C’est ainsi qu’Erika Sainte, Fred Testot, Thierry Frémont, Shirley Bousquet, Frédéric Pierrot, Fanny Cottençon, Valérie Mairesse et Matilda Marty Giraut disent oui à la rencontre avec Virginie. Ils embarquent avec elle dans son projet libertaire et indépendant. Fred Testost avec qui nous échangeons sur le tournage nous livre que cet échange simple et authentique avec la réalisatrice lui a suffit pour être embarqué et vivre cette aventure, parce-que la valeur de « l’expérience » d’acteur ne se mesure pas au poids du cachet… mais à la richesse du rapport humain.

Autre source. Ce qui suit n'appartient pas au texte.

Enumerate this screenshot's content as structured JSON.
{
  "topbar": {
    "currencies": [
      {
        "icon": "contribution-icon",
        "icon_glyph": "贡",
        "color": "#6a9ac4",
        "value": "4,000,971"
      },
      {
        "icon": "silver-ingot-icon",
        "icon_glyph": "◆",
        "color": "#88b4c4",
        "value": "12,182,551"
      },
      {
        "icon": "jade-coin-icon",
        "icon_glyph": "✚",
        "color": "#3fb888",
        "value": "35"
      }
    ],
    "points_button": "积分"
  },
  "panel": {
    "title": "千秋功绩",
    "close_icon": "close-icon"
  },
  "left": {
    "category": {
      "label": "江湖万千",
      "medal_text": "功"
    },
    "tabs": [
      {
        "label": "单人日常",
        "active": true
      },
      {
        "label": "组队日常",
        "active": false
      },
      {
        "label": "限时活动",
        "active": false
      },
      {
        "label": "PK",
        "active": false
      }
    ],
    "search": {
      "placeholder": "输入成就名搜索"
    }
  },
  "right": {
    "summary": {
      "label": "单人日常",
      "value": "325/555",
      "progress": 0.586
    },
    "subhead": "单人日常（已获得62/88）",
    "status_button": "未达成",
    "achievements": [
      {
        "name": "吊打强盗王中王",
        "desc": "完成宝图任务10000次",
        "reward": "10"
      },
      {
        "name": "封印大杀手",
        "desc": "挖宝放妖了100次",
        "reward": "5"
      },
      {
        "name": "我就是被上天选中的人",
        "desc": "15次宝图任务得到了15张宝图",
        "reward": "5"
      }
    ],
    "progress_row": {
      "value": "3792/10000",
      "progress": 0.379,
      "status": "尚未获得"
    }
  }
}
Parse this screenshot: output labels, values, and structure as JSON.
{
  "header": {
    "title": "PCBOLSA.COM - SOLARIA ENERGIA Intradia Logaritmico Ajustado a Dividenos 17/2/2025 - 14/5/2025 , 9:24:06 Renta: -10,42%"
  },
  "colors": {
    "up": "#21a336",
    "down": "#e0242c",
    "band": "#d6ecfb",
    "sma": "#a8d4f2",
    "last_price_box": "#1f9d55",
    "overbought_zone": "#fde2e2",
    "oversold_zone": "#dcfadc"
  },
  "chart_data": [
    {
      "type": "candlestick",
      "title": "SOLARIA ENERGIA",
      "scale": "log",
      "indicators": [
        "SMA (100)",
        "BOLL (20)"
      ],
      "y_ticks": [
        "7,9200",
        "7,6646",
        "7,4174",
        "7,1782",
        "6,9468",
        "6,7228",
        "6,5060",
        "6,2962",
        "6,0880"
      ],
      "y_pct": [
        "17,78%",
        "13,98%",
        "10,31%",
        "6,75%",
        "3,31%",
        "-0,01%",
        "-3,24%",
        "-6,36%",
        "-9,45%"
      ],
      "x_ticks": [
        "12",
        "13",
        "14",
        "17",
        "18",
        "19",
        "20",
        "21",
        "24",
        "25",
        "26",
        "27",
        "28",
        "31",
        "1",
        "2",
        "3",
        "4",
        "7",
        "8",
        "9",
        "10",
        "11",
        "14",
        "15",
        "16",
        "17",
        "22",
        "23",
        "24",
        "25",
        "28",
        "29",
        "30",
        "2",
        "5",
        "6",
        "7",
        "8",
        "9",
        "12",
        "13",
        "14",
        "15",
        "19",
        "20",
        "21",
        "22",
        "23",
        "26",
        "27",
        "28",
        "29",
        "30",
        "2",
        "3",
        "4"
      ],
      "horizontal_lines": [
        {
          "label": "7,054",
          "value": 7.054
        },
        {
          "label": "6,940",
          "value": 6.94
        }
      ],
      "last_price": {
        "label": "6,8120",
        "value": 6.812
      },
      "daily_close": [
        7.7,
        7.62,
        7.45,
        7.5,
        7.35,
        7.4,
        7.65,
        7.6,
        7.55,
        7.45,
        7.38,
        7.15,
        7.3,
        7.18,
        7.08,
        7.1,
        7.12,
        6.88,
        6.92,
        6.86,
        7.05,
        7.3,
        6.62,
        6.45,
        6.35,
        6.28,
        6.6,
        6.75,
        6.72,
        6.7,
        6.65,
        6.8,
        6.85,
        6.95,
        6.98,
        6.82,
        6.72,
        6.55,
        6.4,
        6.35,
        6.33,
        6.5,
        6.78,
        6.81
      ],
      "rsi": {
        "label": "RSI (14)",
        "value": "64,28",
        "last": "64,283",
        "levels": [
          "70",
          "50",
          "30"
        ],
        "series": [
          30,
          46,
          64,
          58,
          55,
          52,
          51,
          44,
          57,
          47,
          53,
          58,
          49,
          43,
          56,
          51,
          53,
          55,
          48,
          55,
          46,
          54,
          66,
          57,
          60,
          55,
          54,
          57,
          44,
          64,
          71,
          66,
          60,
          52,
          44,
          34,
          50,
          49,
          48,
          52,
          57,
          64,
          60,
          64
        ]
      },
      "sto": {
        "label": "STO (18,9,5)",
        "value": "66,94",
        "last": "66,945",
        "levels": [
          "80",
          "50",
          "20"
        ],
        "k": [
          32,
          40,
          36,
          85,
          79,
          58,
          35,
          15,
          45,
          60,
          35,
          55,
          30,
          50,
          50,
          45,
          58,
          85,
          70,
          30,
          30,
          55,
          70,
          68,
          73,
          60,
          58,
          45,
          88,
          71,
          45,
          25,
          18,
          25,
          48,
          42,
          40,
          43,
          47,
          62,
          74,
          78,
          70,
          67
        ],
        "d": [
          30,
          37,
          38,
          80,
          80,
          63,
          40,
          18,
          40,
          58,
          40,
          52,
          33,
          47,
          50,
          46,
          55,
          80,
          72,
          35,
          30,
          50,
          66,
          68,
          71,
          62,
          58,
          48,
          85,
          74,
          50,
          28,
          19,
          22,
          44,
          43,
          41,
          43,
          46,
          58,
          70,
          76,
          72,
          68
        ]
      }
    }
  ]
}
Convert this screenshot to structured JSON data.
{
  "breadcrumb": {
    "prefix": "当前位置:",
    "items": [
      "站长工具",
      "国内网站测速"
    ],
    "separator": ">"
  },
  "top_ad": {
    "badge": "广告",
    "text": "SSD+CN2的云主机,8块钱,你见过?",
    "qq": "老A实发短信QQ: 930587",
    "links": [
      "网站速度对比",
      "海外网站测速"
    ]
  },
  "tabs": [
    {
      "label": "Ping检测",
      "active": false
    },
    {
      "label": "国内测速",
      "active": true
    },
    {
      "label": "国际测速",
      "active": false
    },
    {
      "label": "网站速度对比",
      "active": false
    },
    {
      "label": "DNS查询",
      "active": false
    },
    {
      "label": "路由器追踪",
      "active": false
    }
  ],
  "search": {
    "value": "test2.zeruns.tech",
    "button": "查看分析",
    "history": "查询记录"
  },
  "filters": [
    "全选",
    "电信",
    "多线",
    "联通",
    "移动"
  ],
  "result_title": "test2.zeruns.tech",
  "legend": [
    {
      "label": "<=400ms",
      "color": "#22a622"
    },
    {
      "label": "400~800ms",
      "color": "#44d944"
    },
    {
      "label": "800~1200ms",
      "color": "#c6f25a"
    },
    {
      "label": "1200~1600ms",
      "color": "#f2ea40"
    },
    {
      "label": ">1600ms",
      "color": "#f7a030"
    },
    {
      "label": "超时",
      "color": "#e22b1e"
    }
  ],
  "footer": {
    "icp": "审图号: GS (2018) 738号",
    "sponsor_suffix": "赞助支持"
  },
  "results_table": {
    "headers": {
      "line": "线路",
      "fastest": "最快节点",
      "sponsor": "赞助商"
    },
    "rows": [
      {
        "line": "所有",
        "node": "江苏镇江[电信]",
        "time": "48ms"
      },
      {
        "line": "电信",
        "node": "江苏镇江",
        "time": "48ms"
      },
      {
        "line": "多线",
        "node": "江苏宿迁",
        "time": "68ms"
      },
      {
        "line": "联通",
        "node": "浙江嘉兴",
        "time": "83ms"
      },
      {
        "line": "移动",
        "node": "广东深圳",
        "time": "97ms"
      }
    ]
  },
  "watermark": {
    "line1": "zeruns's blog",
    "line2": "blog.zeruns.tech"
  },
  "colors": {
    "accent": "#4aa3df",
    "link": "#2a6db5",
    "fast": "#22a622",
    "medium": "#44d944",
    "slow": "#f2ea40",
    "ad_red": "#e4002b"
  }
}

« En tant que spectatrice, j’adore découvrir un acteur que j’aime dans un « contre-emploi », alors, dans mon film, j’ai tenu à leur proposer des rôles qu’ils n’ont jamais incarnés. J’ai eu envie de « mixer » des comédiens venus de divers horizons : de la comédie, du cinéma d’auteur ou du théâtre et de créer des tandems inédits. » C’est ainsi que Virginie crée la magie de son cinéma, comme un acte généreux, un cadeau, une surprise… pour ses spectateurs mais aussi pour les comédiens et l’équipe qui l’entoure tout au long de son projet. Virginie est plutôt brut de pomme quand elle ne la croque pas.

Des tranches de vie se déroulent sous nos yeux d’observateurs attentifs et discrets du tournage… tension palpable quand Virginie n’obtient pas le plan qu’elle a imaginé, désamorçage par Fred Testot, pince sans rire… Fous rires et complicité entre Erika Sainte, Shirley Bousquet et Matilda Marty Giraut entre deux claps. Intensité de la concentration de toute l’équipe quand çà tourne. Virginie nous a emmené avec elle quelques heures dans l’intensité de son aventure, simplement, sans se retourner avec pour seul message : liberté.